ヤマネコ-ノ-ツガイ【アッシュ】BANANAFISH
第20章 Los Angeles
《英二side》
あれから少しして、僕らは真っ暗な闇の中にいた。
息を殺して草むらにしゃがみこむ。
「リーリーリー………いくぜ」
「あいよ」
アッシュとショーターが静かにコンタクトを取ると、一斉にバタバタと何かが騒ぎ出した。
コケーッ!!!
僕は悲鳴を上げそうになるのを口を押さえて必死に堪えた。
「ファファファ!(ずらかるぞ!)」
「ファ!!(おう!!)」
両手と口に1羽ずつ、それぞれ合計6羽のニワトリを捕えた2人が全速力で走ってくる。
…って、ニワトリ!?
僕、ちょっと来いって言われて着いてきただけで…
「えっ……えっ!?」
「ファファファー!(バカ逃げろー!)」
「今なんて?!………ぎゃーっ!!!」
何発もの銃声が響く中、僕たちは車に飛び乗った。
少し走らせた先で、再び停車した。
「はぁ…はあ…先に言ってくれよ、なんだよ…そのニワトリ…」
「なんだよって…食うんだよ、それしかねえだろ…」
「そうだけど…っえ?まって、それ食べるの!?」
「なんだよ、お前はいらねえのか?」
次第にパチパチという焚き火の煙と共に肉の焼ける良い香りが漂ってきて思わずグゥーっとお腹が鳴ってしまう。
「食べる…」
「ところで…このトリどっから持ってきたんだ?」
何も知らないマックスがそう不審そうに呟いた。
「別に。
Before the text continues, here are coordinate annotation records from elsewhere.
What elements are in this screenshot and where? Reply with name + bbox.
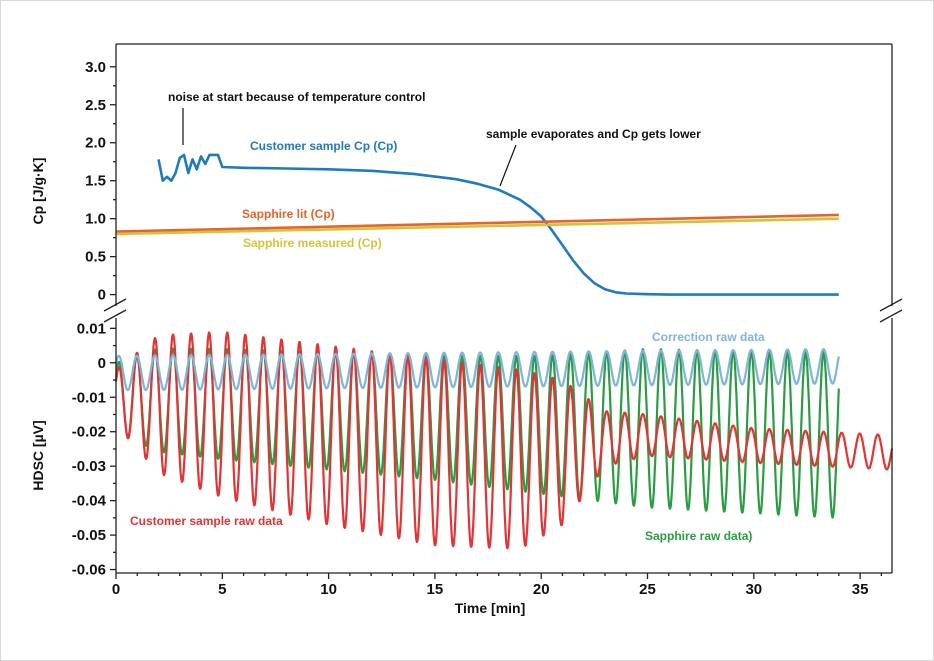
sapphire-measured-cp-label: Sapphire measured (Cp) [243,236,382,250]
sapphire-raw-label: Sapphire raw data) [645,529,752,543]
x-tick-label: 20 [533,581,550,598]
y-tick-label-bottom: -0.02 [72,424,106,441]
x-tick-label: 15 [427,581,444,598]
y-tick-label-top: 3.0 [85,59,106,76]
axis-break-gap-right [878,307,906,317]
annotation-evaporates-pointer [499,144,517,187]
correction-raw-line [114,348,840,392]
y-tick-label-bottom: -0.01 [72,389,106,406]
y-axis-label-bottom: HDSC [µV] [30,420,46,490]
y-tick-label-bottom: -0.06 [72,562,106,579]
x-axis-label: Time [min] [455,600,526,616]
correction-raw-label: Correction raw data [652,330,765,344]
annotation-evaporates: sample evaporates and Cp gets lower [486,127,701,141]
y-tick-label-bottom: 0 [98,355,106,372]
y-tick-label-bottom: -0.04 [72,493,107,510]
sapphire-measured-cp-line [115,217,839,236]
y-tick-label-top: 1.5 [85,173,106,190]
x-tick-label: 0 [112,581,120,598]
y-tick-label-bottom: 0.01 [77,320,106,337]
y-tick-label-bottom: -0.05 [72,527,106,544]
y-tick-label-top: 0.5 [85,249,106,266]
sapphire-lit-cp-label: Sapphire lit (Cp) [242,207,335,221]
y-tick-label-top: 2.0 [85,135,106,152]
x-tick-label: 30 [745,581,762,598]
x-tick-label: 10 [320,581,337,598]
x-tick-label: 25 [639,581,656,598]
axis-break-mark [103,309,127,323]
x-tick-label: 5 [218,581,226,598]
axis-break-gap-left [102,307,130,317]
axis-break-mark [879,298,903,312]
customer-sample-cp-label: Customer sample Cp (Cp) [250,139,397,153]
y-tick-label-top: 0 [98,287,106,304]
x-tick-label: 35 [852,581,869,598]
axis-break-mark [879,309,903,323]
customer-sample-cp-line [157,153,839,296]
customer-sample-raw-line [114,331,894,550]
sapphire-lit-cp-line [115,213,839,233]
y-axis-label-top: Cp [J/g·K] [30,158,46,225]
customer-sample-raw-label: Customer sample raw data [130,514,283,528]
y-tick-label-top: 2.5 [85,97,106,114]
annotation-noise: noise at start because of temperature co… [168,90,425,104]
y-tick-label-top: 1.0 [85,211,106,228]
axis-break-mark [103,298,127,312]
y-tick-label-bottom: -0.03 [72,458,106,475]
その辺歩いてただけだよ」
「へーっ、気のせいかな…さっき銃声がしたよーな気がしたんだが…」
「気のせいさ。腹が減りすぎて幻聴がきこえたんじゃねーの?」
いけしゃあしゃあとそう言うアッシュ。
「こいつも焼いとけば明日も食えるぜ」
『生臭くなるから血抜きしておこうよ。アッシュ、ちょっとこの子の足持ってて?』
「ああ」
グッ
ユウコは躊躇いもなく、逆さになったニワトリの首にナイフを入れた。ボタボタと血が滴りはじめる。それを見た瞬間、ウッと胃からせり上がってくる何かを僕は必死に押し戻した。
「セーフ…」
『せっかくなら美味しいまま食べてあげたいもん、命に感謝!』
まさかユウコまでここに参加してくるとは思わなかった…。しばらくして血抜きが終わったらしいニワトリの羽を2人でバリバリとむしっているのを見て、ホントたくましいな〜…と僕は少し目を逸らして小さく笑った。